Have you tried GCD barriers for this? A custom parallel queue basically gives you a reader/writer lock, with dispatch_sync or _async acting as a reader lock, and dispatch_sync_barrier or _async_barrier acting as a writer lock. GCD has a heavy emphasis on performance so I'd be interested to know how the speed of that approach is.
I recently reimplemented some of the caches within RestKit using a `NSMutableDictionary` guarded by a dispatch queue instead of a `NSCache`/`NSMutableDictionary` + `NSRecursiveLock`. The general idea is that you use a concurrent dispatch queue to provide concurrent read access and then use barriers to obtain an exclusive write lock to the resource.

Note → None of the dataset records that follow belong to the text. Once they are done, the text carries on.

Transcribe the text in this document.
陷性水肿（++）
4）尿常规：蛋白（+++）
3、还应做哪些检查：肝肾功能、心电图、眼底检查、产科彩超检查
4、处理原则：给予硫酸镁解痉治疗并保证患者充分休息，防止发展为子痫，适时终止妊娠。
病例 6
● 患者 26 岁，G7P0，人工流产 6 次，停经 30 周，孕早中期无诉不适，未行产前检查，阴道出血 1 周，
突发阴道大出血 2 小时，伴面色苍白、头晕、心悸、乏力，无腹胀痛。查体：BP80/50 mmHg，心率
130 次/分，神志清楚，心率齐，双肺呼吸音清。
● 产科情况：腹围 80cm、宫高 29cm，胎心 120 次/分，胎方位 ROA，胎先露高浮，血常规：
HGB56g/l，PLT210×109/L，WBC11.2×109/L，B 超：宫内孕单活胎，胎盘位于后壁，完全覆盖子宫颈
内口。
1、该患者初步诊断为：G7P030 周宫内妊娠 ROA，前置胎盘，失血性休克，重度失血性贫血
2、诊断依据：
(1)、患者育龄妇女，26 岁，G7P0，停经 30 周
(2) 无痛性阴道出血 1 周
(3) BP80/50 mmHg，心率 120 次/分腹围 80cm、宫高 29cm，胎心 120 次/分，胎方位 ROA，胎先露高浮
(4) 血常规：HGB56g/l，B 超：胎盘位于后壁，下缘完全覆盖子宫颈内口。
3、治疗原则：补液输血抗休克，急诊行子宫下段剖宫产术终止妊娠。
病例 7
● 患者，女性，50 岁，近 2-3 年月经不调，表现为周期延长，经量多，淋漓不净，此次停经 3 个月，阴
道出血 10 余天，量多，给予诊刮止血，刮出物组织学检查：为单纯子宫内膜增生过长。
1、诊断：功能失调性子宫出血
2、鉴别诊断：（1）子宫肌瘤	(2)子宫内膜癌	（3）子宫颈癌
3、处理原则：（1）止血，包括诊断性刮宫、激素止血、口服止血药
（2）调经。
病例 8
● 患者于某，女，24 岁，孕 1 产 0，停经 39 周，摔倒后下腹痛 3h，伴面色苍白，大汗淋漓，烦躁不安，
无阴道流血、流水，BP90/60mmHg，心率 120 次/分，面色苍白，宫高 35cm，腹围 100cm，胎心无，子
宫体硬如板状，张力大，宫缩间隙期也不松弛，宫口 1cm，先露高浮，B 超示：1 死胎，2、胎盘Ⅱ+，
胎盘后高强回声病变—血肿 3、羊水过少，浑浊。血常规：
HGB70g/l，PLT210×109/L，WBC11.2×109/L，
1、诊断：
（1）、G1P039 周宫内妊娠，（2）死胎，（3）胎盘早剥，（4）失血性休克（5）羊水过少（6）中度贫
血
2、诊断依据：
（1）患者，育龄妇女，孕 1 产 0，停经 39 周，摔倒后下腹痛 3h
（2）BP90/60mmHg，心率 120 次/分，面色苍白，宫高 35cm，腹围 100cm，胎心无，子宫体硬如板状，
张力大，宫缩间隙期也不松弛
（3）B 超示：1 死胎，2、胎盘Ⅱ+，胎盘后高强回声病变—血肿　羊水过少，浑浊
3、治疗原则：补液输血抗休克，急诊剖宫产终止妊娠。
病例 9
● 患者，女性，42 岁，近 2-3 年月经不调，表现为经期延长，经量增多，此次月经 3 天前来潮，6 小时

There were significant performance benefits from the change as I was able to shift the cache updates on a miss into the background. The dispatch queue approach also outperformed `NSCache` significantly under the workloads I was testing -- it appears that some of its internal calculations on add/remove can be quite costly if you are adding/removing rapidly.
Its also very flexible, as you can do `dispatch_sync` if you need a synchronous fetch of the resource or use callback blocks to go as async as possible.

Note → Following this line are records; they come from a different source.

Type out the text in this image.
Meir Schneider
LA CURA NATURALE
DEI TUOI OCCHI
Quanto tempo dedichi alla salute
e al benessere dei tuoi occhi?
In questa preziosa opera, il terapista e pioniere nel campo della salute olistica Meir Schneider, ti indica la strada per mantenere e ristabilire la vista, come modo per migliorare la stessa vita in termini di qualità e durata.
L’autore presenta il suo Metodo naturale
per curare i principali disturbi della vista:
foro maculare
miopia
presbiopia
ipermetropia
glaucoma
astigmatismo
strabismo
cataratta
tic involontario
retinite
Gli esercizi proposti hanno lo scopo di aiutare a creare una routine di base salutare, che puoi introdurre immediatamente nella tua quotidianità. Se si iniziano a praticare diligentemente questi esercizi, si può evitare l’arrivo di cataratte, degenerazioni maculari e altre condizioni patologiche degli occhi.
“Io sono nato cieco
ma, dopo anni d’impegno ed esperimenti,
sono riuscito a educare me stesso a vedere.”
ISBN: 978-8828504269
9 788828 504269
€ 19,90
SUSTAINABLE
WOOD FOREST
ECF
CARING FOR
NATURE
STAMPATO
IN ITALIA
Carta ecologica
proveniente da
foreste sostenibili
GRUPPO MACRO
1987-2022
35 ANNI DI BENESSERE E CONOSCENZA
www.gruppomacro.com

I've been thinking about this since yesterday, and it seems like a really good solution for some use cases, but isn't there quite a bit of overhead to using a dispatche queue for fine-grained operations? I mean it seems like the overhead of cross-thread communication would severely outweigh a simple synchronous lock call.

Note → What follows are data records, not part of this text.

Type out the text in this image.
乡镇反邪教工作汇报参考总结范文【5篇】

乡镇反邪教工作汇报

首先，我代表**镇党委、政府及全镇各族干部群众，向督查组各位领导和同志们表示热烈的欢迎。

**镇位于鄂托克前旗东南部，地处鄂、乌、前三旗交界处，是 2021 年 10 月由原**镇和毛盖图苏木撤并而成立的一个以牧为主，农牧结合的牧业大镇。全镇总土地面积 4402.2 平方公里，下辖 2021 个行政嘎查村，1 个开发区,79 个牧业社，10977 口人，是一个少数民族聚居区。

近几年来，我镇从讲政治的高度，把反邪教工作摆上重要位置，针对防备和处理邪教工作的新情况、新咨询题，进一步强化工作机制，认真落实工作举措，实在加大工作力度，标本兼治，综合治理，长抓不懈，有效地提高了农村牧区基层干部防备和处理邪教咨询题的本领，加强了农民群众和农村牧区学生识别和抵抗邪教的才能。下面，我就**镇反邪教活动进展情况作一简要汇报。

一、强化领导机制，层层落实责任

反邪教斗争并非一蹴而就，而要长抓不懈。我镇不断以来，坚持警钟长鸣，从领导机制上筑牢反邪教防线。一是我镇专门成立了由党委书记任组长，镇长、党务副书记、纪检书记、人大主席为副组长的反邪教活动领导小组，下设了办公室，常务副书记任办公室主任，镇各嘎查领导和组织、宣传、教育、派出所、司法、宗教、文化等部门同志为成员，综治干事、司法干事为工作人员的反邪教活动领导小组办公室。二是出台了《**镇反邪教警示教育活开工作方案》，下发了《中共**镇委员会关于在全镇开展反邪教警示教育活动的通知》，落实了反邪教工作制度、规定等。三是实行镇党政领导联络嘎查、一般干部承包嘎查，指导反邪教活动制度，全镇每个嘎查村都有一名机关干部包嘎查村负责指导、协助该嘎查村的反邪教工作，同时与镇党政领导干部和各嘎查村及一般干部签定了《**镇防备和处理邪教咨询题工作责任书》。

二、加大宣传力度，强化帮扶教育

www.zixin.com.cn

Then again, if you can do things like background non-essential operations, then the higher-level benefits can probably outweigh that.
Like I said, GCD has a heavy emphasis on performance. For example, a dispatch_sync will involve no cross-thread communication in the uncontended case, and the cost is comparable to taking a spinlock. A bit heavier, but not too much.
dispatch_async will necessarily be slower, but don't overestimate how much work is really going to happen in the cases where it matters.
As opposed to an ordinary lock which can be acquired only once. Compared to that, a read/write lock can have significantly lower lock contention, since multiple readers can acquire it at once.